In a video statement released late last week, Ralph and Padilla apologized for the delay in the separation request, explaining that the prior disciplinary measure against Kammerzell — two weeks of administrative leave — was intended to avoid reinstatement of Kammerzell through arbitration, tantamount to backlash from the police union.
“In my opinion, having an officer reinstated by an arbitrator, with back pay, becoming virtually untouchable from that point forward is a far worse outcome than issuing discipline, even lower levels of discipline, that ensure the employee receives corrective action and can be held accountable with progressive discipline including termination if the misconduct occurs again,” Padilla said in the video.
Padilla reports that in September 2020, an internal affairs investigation was launched after Kent police officers reported that Kammerzell placed a printout of the rank insignia for Nazi SS General on the door to his office.
Other allegations include his grooming of facial hair in resemblance of Adolf Hitler, as well as misrepresenting his intent with the display of the Schutzstaffel, or SS, rank, claiming that he did not understand its significance.
The Seattle Times reports that the incident came to light via a public disclosure request from citizen watchdog group No Secret Police.
Kammerzell was placed on administrative leave in July 2021, during which he was able to use paid vacation time.
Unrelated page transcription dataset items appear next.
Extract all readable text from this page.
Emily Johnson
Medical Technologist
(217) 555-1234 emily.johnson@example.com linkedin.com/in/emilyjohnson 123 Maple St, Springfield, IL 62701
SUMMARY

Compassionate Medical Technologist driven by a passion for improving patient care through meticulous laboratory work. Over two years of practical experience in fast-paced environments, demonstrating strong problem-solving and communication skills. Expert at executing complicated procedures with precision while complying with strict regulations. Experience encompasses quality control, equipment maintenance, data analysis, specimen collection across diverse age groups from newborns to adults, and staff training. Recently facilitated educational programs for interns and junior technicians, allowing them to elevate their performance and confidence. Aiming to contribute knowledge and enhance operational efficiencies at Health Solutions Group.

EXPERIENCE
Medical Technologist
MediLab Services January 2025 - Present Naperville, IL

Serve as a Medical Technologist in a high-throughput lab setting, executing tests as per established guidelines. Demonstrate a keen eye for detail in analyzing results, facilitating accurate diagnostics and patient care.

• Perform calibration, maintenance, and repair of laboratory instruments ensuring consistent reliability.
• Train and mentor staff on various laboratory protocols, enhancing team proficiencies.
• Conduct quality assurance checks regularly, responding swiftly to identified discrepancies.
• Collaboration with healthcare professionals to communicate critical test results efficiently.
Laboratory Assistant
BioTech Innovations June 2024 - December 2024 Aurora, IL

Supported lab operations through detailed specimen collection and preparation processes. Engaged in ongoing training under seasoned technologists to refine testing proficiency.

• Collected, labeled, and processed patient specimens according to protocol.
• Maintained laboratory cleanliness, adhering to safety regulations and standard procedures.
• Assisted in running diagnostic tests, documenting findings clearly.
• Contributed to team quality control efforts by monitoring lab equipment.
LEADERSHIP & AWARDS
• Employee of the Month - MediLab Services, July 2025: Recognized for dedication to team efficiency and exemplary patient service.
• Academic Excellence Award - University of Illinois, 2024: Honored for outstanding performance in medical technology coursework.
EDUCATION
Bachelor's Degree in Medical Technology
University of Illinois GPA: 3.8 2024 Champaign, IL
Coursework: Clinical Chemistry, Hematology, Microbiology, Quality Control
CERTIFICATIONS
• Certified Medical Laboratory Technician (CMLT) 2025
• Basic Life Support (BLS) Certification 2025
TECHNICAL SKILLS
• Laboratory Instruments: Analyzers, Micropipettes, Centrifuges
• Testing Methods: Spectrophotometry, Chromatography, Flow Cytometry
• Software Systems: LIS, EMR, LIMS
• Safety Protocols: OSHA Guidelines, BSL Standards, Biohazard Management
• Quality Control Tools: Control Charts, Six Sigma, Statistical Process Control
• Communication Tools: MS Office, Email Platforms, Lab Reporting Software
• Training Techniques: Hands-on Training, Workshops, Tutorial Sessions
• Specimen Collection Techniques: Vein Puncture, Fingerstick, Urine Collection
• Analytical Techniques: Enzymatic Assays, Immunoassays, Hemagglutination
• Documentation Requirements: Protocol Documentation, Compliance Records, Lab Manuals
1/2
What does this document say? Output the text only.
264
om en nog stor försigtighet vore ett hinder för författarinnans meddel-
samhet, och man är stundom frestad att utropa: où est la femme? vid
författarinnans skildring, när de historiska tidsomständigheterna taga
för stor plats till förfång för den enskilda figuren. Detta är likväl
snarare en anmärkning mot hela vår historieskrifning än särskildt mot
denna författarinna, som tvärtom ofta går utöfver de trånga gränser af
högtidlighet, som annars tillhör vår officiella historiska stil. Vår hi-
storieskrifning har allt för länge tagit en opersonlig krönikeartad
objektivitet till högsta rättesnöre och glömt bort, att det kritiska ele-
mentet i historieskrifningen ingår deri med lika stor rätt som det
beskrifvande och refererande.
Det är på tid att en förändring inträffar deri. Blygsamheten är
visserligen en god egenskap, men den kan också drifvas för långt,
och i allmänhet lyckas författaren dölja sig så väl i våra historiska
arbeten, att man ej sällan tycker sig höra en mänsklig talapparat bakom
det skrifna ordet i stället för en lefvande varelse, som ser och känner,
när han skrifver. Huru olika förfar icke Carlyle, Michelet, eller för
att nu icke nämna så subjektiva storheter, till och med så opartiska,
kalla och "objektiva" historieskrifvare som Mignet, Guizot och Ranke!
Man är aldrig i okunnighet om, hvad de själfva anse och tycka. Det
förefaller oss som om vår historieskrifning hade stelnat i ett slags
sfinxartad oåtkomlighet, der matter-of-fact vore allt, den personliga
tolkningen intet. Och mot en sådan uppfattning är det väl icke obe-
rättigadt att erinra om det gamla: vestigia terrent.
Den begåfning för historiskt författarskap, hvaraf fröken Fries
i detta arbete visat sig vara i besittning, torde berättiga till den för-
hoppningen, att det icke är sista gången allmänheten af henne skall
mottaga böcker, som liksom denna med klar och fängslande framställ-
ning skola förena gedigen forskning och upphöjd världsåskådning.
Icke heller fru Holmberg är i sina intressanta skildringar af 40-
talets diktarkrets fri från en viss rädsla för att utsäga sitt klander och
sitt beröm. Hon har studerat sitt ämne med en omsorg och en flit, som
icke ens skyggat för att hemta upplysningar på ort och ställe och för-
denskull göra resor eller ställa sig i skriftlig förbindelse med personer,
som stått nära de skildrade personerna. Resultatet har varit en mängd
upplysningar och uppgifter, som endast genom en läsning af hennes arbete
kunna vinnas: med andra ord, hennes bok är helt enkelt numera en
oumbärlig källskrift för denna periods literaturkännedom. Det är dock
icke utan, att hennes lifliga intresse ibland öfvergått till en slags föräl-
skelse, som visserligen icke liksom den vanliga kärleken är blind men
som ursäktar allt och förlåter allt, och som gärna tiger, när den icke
Padilla claims the officer was not separated at the time, as the law firm hired in consultation deemed there was not sufficient evidence for such action. Padilla adds that Kammerzell’s 27 years of service without prior discipline further influenced their decision.
Yet when the story resurfaced in recent weeks after the release of the public disclosure, backlash emphasized the need to further discipline Kammerzell, regardless of the legal costs associated with the subsequent punishment in a case that had been previously “resolved” in the summer.
“We understood that our collaborative decision on this matter wasn’t enough,” Ralph said in the statement. “And I want to apologize to our residents, businesses, and everyone that have been impacted by this decision. Honestly, we tried to mitigate the possibility that the city would face legal retaliation and an overturned termination. It is clear to me now that that decision did not go far enough.”
The two jointly confirmed that Kent Police Department will separate Kammerzell.
“I strongly condemn the actions of the employee and I want our community to know that I believe that the only appropriate resolution of this matter is that Derek Kammerzell not be a part of our organization going forward,” Padilla concluded.
KIRO Radio host Gee Scott says the apology is simply not enough.
“I am losing my mind here,” Gee said Monday on the Gee and Ursula Show. “The mayor just admitted that Kammerzell is in the wrong, but still chose not to fire the officer because she is afraid of the union. Stop peeing on my leg and telling me that it’s rain. This is unbelievable.”
“They are saying they’re embarrassed, I will give them that,” host Ursula Reutin retorted. “They’re basically saying now that he cannot keep his job, but they’re going to have to pay out a huge amount of money. Under police union rules, you cannot discipline someone after they’ve already been disciplined.”
“The only reason we are discussing this is because the public said ‘we don’t like it’ — that’s when it became a problem,” she added. “It wasn’t a problem before because you were worried about having to pay out some money. So until further notice, I don’t think anything’s fixed. That goes for the mayor and it goes for the police chief of Kent.